5. Recurso conhecido e improvido.
ACÓRDÃO
DECISÃO: Acordam os componentes da Egrégia 4ª Câmara Especializada Cível, do Tribunal de Justiça do Estado do Piauí, Por unanimidade, conhecer e negar provimento ao recurso, nos termos do voto do Relator.
RELATÓRIO
Trata-se de APELAÇÃO CÍVEL, interposta por JESUS SOUSA DA SILVA, contra sentença proferida pelo d. Juízo de Direito da 4ª Vara Cível da Comarca de Teresina, nos autos da AÇÃO ANULATÓRIA DE DÉBITO C/C INDENIZAÇÃO POR DANOS MORAIS C/C PEDIDO DE LIMINAR (proc. n° 0820940-45.2020.8.18.0140), ajuizada em face de EQUATORIAL PIAUÍ DISTRIBUIDORA DE ENERGIA S.A., ora apelada.
Na sentença (Num. 12001426), o d.

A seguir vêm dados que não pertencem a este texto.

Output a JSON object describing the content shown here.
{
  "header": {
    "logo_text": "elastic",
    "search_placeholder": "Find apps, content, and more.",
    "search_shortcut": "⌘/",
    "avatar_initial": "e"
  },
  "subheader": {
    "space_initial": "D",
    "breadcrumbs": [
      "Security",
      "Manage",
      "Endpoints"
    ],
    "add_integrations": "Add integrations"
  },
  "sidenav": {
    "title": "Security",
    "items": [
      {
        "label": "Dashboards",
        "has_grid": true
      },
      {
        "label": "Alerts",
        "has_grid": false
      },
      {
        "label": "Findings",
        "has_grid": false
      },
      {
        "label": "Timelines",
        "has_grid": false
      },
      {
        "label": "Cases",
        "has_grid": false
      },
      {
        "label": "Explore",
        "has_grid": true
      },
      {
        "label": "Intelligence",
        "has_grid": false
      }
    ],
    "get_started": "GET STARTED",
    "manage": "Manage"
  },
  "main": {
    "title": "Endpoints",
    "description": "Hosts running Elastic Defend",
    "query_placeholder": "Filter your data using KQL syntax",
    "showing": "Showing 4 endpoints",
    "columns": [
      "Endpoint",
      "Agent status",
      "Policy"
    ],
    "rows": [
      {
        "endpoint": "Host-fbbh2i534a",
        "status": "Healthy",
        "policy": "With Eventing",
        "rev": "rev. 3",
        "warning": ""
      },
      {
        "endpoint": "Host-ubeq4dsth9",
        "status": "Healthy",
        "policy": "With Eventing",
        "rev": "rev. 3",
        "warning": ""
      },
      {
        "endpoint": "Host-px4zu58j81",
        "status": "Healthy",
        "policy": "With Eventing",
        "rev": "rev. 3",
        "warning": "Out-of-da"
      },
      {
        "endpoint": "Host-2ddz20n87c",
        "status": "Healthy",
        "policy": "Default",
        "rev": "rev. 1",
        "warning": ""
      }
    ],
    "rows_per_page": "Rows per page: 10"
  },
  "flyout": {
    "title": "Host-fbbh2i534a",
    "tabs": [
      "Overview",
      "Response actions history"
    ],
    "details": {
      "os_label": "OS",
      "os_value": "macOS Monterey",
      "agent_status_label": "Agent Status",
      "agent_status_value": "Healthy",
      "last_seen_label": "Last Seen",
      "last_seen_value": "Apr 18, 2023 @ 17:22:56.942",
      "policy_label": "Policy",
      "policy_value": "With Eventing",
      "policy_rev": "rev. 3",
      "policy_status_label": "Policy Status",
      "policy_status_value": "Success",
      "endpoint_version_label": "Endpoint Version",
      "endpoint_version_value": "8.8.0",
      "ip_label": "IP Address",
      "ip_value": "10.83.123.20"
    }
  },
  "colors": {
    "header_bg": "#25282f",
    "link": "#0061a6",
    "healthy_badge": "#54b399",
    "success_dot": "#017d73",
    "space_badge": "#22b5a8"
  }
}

Juízo de 1º grau julgou procedente em parte a demanda, nos seguintes termos:
"Isso posto, julgo procedente em parte o pedido inicial, para determinar que a ré se abstenha de suspender o serviço de energia elétrica da autora dado o débito cobrado em 11.09.2020, que implica o valor total de R$ 8.952,23 (oito mil, novecentos e cinquenta e dois reais e vinte e três centavos) (art. 487, I, do CPC).
Julgo improcedentes os pedidos de declaração de nulidade do débito, bem como de reparação por danos morais."
Nas suas razões recursais (Num. 12001428), JESUS SOUSA DA SILVA alega a prescrição quinquenal da dívida e o dano moral por falha na prestação do serviço. Ao fim, requer o conhecimento e provimento da Apelação.
Nas contrarrazões (Num. 12001437), a apelada sustenta o acerto da sentença vergastada, aduz que as alegações da apelação são infundadas. Requer a manutenção da sentença e improvimento do recurso.
Sem parecer opinativo do Ministério Público Superior.
É o relatório.
VOTO
O Exmo. Senhor Desembargador FRANCISCO GOMES DA COSTA NETO(Relator):
I. REQUISITOS DE ADMISSIBILIDADE
Recurso tempestivo e formalmente regular. Preenchidos os demais requisitos necessários à admissibilidade recursal, CONHEÇO do apelo.
II. MATÉRIA PRELIMINAR
Não há.
III. MATÉRIA DE MÉRITO
Versa o caso acerca do pleito indenizatório em razão de suposta falha na prestação de serviço de fornecimento de energia elétrica, bem como no pedido de reconhecimento da prescrição da dívida cobrada pela Apelada.
Inicialmente, destaca-se que o prazo prescricional deve ser observado conforme o Código Civil de 2002, segundo a tese firmada pelo STJ, nos temas repetitivos 154 e 155: "A ação de repetição de indébito de tarifas de água e esgoto sujeita-se ao prazo prescricional estabelecido no Código Civil", haja vista que ostentam natureza jurídica de tarifa ou preço público.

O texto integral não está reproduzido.